Pier Paolo Pasolini, der vielleicht radikalste Kritiker des Konsumismus schrieb schon 1975, also vor mehr als 40 Jahren: «… die kulturelle Durchdringung der Welt durch ein konsumorientiertes, alles assimilierendes Zentrum hat die verschiedenen Kulturen der Dritten Welt zerstört (…). Das Kulturmodell, das den Italienern (und im Übrigen allen Menschen der Erde) angeboten wird, ist nur ein einziges. Die Angleichung an dieses Modell erfolgt vor allem im Gelebten, im Existenziellen, infolgedessen im Körper und im Verhalten.

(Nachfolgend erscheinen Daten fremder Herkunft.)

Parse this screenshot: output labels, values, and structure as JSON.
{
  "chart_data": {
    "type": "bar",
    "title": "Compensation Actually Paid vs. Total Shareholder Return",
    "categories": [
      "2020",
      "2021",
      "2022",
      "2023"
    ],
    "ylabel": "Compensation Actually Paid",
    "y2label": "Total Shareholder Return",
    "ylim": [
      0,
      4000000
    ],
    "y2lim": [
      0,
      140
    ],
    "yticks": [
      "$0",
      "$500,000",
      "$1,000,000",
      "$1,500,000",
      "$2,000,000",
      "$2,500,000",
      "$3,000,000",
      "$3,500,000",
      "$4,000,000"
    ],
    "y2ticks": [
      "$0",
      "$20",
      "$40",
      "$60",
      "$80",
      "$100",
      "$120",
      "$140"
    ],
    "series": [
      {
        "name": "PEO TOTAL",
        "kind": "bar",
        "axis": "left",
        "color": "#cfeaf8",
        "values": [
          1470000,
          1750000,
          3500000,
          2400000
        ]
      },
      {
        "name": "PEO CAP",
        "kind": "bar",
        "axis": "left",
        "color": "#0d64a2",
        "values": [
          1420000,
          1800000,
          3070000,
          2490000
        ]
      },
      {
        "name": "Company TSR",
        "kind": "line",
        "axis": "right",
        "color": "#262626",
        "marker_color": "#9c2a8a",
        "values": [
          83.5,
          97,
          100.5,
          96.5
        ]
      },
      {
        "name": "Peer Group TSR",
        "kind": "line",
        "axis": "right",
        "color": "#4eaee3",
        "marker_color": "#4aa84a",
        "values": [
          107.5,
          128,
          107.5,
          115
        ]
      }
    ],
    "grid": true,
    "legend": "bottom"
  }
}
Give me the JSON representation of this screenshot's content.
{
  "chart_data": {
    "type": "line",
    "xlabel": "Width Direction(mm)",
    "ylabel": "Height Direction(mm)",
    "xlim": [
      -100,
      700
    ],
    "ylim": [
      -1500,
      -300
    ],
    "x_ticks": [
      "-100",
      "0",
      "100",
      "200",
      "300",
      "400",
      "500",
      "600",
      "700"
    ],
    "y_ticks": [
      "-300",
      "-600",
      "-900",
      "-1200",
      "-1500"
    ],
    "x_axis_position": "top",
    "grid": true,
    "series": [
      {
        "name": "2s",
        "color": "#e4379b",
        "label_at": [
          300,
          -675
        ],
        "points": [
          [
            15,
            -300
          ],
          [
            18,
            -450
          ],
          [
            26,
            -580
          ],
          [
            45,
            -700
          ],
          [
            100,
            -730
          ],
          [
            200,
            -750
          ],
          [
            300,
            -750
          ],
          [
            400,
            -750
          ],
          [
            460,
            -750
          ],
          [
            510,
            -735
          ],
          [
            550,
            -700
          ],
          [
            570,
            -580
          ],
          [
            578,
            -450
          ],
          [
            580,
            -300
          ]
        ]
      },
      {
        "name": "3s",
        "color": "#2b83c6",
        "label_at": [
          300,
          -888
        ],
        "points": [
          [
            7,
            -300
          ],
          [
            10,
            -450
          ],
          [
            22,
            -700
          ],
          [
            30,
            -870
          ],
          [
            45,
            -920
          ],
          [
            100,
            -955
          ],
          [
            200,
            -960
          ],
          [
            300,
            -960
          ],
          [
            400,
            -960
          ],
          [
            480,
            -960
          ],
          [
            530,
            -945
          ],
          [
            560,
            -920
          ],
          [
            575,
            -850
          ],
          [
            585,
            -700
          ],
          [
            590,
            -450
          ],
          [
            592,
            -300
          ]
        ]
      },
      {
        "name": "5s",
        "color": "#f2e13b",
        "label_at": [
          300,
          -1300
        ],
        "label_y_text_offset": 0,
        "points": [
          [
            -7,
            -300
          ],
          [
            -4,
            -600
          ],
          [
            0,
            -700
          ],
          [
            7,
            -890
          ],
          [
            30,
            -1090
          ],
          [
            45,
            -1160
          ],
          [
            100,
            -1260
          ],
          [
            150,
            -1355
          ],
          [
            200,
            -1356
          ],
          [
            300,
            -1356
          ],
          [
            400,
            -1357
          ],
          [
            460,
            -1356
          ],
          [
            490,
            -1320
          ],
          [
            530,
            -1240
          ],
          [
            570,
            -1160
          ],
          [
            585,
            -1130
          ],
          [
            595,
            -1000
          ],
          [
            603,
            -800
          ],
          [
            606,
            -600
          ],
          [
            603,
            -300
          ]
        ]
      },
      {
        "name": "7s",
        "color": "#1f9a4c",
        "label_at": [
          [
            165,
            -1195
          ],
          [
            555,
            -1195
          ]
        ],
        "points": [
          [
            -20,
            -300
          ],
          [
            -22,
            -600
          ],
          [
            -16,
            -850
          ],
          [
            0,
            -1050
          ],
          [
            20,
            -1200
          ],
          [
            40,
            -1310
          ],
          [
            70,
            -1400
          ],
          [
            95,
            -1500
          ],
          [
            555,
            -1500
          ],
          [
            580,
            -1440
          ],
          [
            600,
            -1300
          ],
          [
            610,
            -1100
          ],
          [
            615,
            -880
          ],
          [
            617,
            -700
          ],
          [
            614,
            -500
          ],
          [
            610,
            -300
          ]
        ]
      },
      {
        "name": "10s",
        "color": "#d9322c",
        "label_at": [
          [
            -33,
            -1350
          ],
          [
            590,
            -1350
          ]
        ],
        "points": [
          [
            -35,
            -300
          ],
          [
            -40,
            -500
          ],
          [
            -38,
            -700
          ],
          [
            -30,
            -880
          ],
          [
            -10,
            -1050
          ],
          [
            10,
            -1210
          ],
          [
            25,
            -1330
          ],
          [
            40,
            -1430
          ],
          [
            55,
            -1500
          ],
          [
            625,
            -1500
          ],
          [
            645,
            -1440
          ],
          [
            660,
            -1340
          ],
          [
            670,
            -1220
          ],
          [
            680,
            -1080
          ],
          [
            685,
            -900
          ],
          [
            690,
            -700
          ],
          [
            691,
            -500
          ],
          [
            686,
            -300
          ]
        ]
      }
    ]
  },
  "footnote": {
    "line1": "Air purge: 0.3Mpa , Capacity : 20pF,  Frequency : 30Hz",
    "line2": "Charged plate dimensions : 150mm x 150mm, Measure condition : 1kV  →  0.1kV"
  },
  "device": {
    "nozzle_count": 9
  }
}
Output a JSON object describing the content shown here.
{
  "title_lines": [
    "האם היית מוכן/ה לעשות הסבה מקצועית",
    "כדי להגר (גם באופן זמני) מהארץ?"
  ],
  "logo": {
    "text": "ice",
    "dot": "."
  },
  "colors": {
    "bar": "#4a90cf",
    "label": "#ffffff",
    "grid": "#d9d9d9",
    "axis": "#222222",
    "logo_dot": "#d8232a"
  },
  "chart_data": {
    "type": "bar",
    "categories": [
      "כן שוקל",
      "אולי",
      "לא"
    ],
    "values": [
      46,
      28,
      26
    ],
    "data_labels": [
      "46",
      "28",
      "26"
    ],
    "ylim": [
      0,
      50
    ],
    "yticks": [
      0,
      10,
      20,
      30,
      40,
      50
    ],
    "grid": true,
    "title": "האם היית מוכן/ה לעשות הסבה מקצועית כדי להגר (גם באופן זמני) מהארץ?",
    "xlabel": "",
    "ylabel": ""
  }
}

Hier werden bereits die Werte der neuen Kultur der Konsumzivilisation gelebt, das heißt des neuen und repressivsten Totalitarismus, den man je gekannt hat.»

 

Bücher von Marianne Gronemeyer (Auswahl): Genug ist genug. Über die Kunst des Aufhörens (2012);  Wer arbeitet, sündigt  – Ein Plädoyer für gute Arbeit (2008); Die Macht der Bedürfnisse – Überfluss und Knappheit (2009).

Der abgedruckte Vortrag wurde am 23. Februar im Aktionsradius Wien gehalten.

 

 

Zitat:  

«… unsere ‹Wohltäter› sind mehr als unsere Feinde die Verkleinerer unseres Wertes und Willens. Bei den meisten Wohltaten, die Unglücklichen erwiesen werden, liegt etwas Empörendes in der intellektuellen Leichtfertigkeit, mit der da der Mitleidige Schicksal spielt.»